Because of this, people at the Loeb, especially new people, tend to think of Chapman as cold and inaccessible. "From what I'd heard, I'd envisioned him as an ogre, or Michelangelo's God," recalls one Cliffie. "But when I met him, the first thing he did was to kiss my hand. He's dashing, witty, and very charming."

There are really two sides to the Chapman coin. Heads, he looks down his nose at the Loeb; tails, he's a slightly discriminating perfectionist. "People don't ask him to rehearsals because they are afraid he would sneer," says one HDC member. "If he can't do a show exactly right, he can't bear to do it," says another. "He's kind of a snob. He won't do a show that would be compromised from the beginning."

When he directs, he spends a great deal of time researching the play's record. His production of Love for Love, a brilliant success, was correct down to the Restoration detail of having the gentlemen wear their hats to dinner. He was reluctant to go see the HDC's summer production of The Bacchae, because it was a modern interpretation done in modern dress; it didn't seem to him the real thing.

From the biggest director to the littlest props girl, Loebies respect him. His presence at a rehearsal or a performances galvanizes the cast. Whispers of "Chapman's here!" "What's he think of it?" float through the ranks and around the Green Room. They know he knows a lot, and they have faith in his appraisals.

But if they trust his judgement, they are often afraid to hear it handed down. When he dissects a Loeb effort, his charm can give way to an icy directness. Most leads and directors do end up wandering into his office for a post-mortem. Says one HDC executive, "If you ask him, he gives it to you straight -- right between the eyes. He judges everything from a professional standpoint. That's a good influence."

To many HDC members, however, he gives the impression that, as one put it, "he's extremely dissatisfied with everything that's done at the Loeb." Says the same person, "Chapman is caught between being too professional for the amateur Loeb and being fed up with what the professional theatre has to offer."

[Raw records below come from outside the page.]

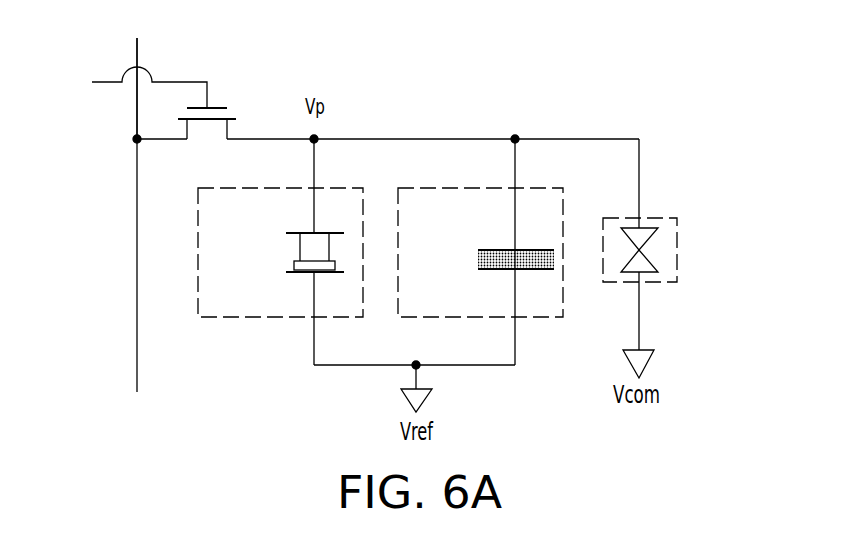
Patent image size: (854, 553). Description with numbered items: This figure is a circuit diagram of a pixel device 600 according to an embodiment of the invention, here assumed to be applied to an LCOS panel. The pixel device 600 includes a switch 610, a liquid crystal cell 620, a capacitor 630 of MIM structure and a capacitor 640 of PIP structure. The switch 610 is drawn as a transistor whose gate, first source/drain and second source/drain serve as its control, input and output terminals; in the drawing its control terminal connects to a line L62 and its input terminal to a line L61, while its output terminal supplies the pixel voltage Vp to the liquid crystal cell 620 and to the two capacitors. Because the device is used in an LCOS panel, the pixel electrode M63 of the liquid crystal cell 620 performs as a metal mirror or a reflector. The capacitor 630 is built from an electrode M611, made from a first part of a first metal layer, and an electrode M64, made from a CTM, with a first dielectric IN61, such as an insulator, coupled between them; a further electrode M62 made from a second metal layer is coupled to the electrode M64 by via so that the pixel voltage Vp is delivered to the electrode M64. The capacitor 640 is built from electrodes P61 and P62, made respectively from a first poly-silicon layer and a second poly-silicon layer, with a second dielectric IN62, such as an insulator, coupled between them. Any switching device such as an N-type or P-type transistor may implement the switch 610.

The data line L61 is at (112, 83).
The scan line L62 is at (137, 52).
The switch 610 is at (208, 133).
The capacitor 630 is at (268, 320).
The electrode M62 is at (300, 233).
The electrode M64 is at (298, 258).
The first dielectric IN61 is at (294, 265).
The electrode M611 is at (302, 273).
The capacitor 640 is at (468, 320).
The electrode P62 is at (500, 250).
The second dielectric IN62 is at (478, 260).
The electrode P61 is at (500, 270).
The liquid crystal cell 620 is at (677, 259).
The pixel electrode M63 is at (648, 228).
The pixel device 600 is at (762, 420).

When the Loeb was first being planned, Chapman wanted it to house professional companies for at least a part of every season; this year, for the first time, two pro troupes will play there. And it will no doubt be a relief for him to hear polished sounds coming from the stage. For if he has given up the professional theatre as a vocation ("I don't have the theatrical temperament," he explains), he has retained the standards it once demanded of him.

Now 47, he was, by the time he was four, putting on puppet shows with his neighbor and contemporary, George Hamlin. He worked hard on his acting at Taft, went on to act and direct at Princeton. Princeton's situation was very much like that of Harvard before the Loeb opened. "There was no theatre, no drama department, no staff," says Chapman. "Nobody cared a damn." His only encouragement came from two English professor who occasionally stopped in at rehearsals, then made their suggestions at Sunday afternoon teas. He wrote two Triangle shows, playing "Miss Gibbings, a saucy secretary" in one of them. He became president of the Triangle Club in his senior year.

When he graduated from Princeton in 1941, he was thinking of "making a desperate attempt to get into the theatre as an actor." Instead, the Navy cast him as an intelligence man, and he ended up in Casablanca in a 12-man bureau devoted to investigating the likes of a bank teller who hung a photograph of Marshal Petain in his cage. He took advantage of the lack of crises to travel around North Africa, particularly Morocco, for which he developed an enduring love. (Today his office, which is his castle, is known behind his back as "little Morocco," because it is lined with books on Morocco, and its desk and walls are covered with Moroccan memorabilia.)